Printemps érable - Une commission d’examen pour tirer des leçons

Samedi soir, le 21 avril 2001. Nous sommes en plein Sommet des Amériques. Mes amis Richard, Vincent et moi sortons d’un restaurant. Il fait noir. Il est 20 h 30. La rue est déserte. Nous sommes à un bon demi-kilomètre de toute manifestation.

Tout à coup on s’aperçoit que des points rouges apparaissent sur nos vêtements. Étonnés, nous nous approchons pour découvrir qu’à l’intersection de la rue suivante, une trentaine de mètres plus loin, se tiennent une cinquantaine de policiers tout de noir vêtus avec leur panoplie anti-émeute !

Estomaqués, nous leur demandons ce qui justifie qu’ils nous pointent ainsi avec leurs armes. Nous sommes trois, dans une rue déserte, eux sont une cinquantaine. Et ils portent même des masques à gaz.

Plutôt que de répondre, un d’eux fait un signe et ils se mettent à nous tirer dessus avec des balles de plastique. J’en reçois trois, dont une à trois centimètres de mes parties intimes. Mon ami Richard est atteint par au moins cinq balles ; Vincent, lui, est atteint par une.

Nous sommes aussi stupéfaits qu’en colère. Nous nous éloignons en courant et certains d’entre eux prennent alors soin d’enlever leurs masques pour nous invectiver en anglais en nous traitant de « fu… frogs »… À Québec ! Furieux, nous nous dirigeons vers les cars de médias. C’est alors que nous découvrons qu’ils sont encerclés par des policiers. Plus loin, par hasard, nous croisons un journaliste de Radio-Canada à qui nous racontons notre histoire.

Le lendemain, il parle de notre cas aux autorités. À la suite de sa question, la réponse « officielle » viendra d’un porte-parole de la SQ. Selon ses dires, nous nous sommes fait tirer dessus parce que nous venions de lancer des cocktails Molotov et nous nous apprêtions à en lancer d’autres ! Le mensonge était énorme : si énorme en fait que nous avons porté plainte en déontologie à la GRC…

Près de deux (!) ans plus tard, nous avons reçu à peu près la réponse suivante : « Nous avons enquêté et regardé les vidéos de l’événement et rien ne nous donne à penser que les policiers aient agi de façon répréhensible. »

Ah ? Ils ont des vidéos ? Ils ont donc des preuves qui démontrent que nous lancions des cocktails Molotov ? Nous avons donc demandé à voir ces vidéos. Ces vidéos, nous n’avons jamais pu y avoir accès. Évidemment, puisque nous n’avons jamais lancé de cocktails Molotov !

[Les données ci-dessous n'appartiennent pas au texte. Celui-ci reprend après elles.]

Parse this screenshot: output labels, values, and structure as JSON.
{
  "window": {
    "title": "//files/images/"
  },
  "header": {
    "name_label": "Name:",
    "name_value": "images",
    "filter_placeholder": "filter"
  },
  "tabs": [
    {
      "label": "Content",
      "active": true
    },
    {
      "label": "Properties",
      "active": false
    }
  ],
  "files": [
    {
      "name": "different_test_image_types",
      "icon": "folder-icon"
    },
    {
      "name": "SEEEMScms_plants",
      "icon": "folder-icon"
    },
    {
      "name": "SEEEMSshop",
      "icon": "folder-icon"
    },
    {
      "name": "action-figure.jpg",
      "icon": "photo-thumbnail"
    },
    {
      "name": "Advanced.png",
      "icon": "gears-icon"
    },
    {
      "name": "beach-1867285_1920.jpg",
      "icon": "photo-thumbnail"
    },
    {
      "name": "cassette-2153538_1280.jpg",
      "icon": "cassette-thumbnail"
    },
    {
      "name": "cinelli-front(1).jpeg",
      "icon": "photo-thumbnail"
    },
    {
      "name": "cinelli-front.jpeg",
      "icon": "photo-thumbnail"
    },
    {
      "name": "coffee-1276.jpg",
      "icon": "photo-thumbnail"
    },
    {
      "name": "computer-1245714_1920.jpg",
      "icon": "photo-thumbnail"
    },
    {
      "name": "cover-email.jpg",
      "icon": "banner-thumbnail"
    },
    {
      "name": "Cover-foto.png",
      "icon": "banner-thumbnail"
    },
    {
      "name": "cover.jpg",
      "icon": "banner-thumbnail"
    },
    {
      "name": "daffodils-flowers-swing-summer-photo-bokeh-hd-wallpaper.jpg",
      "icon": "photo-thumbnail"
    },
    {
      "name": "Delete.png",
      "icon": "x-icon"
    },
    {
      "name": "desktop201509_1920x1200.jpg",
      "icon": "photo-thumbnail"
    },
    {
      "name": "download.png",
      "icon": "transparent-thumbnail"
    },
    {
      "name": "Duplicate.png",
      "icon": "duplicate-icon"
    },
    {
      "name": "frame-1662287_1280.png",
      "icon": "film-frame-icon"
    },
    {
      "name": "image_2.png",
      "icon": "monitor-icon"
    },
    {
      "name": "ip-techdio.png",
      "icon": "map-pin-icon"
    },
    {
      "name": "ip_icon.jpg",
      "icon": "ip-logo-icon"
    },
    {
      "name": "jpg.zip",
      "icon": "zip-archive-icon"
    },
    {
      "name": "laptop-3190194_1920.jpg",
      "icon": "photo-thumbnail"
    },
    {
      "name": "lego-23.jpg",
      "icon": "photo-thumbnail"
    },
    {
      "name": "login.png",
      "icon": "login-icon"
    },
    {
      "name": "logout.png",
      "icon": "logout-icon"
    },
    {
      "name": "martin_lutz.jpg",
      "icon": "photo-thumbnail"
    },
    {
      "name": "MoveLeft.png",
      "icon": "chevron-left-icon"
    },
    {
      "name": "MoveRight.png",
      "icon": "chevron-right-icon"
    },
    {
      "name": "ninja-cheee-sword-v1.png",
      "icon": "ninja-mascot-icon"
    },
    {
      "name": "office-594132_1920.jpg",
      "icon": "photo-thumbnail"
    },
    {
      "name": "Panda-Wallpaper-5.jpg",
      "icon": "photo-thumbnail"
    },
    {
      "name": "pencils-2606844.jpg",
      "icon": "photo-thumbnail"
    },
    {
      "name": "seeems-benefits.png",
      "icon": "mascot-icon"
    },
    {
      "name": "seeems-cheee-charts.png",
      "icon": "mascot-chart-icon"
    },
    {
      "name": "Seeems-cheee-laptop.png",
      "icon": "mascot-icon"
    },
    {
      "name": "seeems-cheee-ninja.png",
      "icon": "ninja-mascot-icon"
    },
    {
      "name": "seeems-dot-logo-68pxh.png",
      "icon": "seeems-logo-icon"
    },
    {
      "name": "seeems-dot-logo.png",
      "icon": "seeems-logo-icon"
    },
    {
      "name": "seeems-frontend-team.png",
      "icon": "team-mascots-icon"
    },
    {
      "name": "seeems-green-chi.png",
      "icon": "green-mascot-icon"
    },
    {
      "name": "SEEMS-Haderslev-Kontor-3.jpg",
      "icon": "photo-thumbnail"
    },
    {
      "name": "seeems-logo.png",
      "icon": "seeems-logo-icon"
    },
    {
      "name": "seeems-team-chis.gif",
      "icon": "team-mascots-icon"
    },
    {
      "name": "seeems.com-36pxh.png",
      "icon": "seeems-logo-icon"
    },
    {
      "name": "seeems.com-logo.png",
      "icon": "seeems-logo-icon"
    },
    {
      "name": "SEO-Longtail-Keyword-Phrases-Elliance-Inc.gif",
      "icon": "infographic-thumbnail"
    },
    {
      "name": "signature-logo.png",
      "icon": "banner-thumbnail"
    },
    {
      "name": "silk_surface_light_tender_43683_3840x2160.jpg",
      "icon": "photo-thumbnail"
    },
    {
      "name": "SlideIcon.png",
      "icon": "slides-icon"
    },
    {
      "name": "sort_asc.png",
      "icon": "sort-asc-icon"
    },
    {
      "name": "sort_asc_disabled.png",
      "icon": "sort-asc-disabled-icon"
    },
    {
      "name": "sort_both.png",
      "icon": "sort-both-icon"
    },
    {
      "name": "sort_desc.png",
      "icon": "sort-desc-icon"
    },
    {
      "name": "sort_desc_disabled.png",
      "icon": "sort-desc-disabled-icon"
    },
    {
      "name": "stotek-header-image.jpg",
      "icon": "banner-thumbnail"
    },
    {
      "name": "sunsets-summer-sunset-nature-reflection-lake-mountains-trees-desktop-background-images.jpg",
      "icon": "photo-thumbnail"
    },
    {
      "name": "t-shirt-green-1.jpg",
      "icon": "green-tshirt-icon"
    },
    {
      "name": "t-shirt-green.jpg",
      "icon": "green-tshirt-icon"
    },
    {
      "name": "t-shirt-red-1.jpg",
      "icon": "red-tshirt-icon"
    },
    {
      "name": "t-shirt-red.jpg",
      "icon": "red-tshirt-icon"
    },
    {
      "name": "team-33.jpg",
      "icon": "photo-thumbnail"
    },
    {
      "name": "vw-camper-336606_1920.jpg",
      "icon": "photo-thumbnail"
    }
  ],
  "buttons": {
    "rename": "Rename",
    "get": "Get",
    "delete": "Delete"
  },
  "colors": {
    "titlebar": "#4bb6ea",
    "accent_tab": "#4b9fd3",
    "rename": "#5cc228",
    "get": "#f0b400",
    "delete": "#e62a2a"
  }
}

La personne qui a affirmé cette énormité à notre sujet était Robert Poëti, porte-parole de la Sûreté du Québec en 2001. Il est aujourd’hui député de Marguerite-Bourgeoys et porte-parole en matière de sécurité publique pour l’opposition officielle. Il est pour le moins étonnant de l’entendre prétendre qu’une commission d’examen ne sera d’aucune crédibilité ou utilité. Je ne prétends aucunement que M. Poëti a menti en 2001, mais en tant que victime d’abus de la part de ces policiers ET de désinformation dans les médias pour salir notre réputation, je ne peux rester silencieux. Cette commission d’examen a très clairement son utilité, et les audiences publiques qui débutent cette semaine le démontrent.

Je suis l’élu qui a organisé le plus de marches, mobilisations et manifestations de tous les élus à l’Assemblée nationale. Or, elles ont TOUJOURS ÉTÉ PACIFIQUES. Pourtant, depuis un an et demi, de nombreux actes de violence ont été perpétrés, de nombreux dérapages ont eu lieu - aussi bien de la part de certains policiers que de certains manifestants. J’ai été de plus témoin de manoeuvres policières de souricières parfaitement condamnables.

Pour avoir côtoyé depuis plus de trente ans des gens du milieu policier et des groupes citoyens, je considère qu’il est essentiel de se pencher sur ces abus pour en tirer des leçons. Ma circonscription est celle qui a le plus souffert de ces événements. J’y ai vu des commerçants (dont certains qui vont témoigner en commission), des étudiants, de simples citoyens, des passants et même des policiers en souffrir.

Maintenant, il est temps d’en tirer des leçons.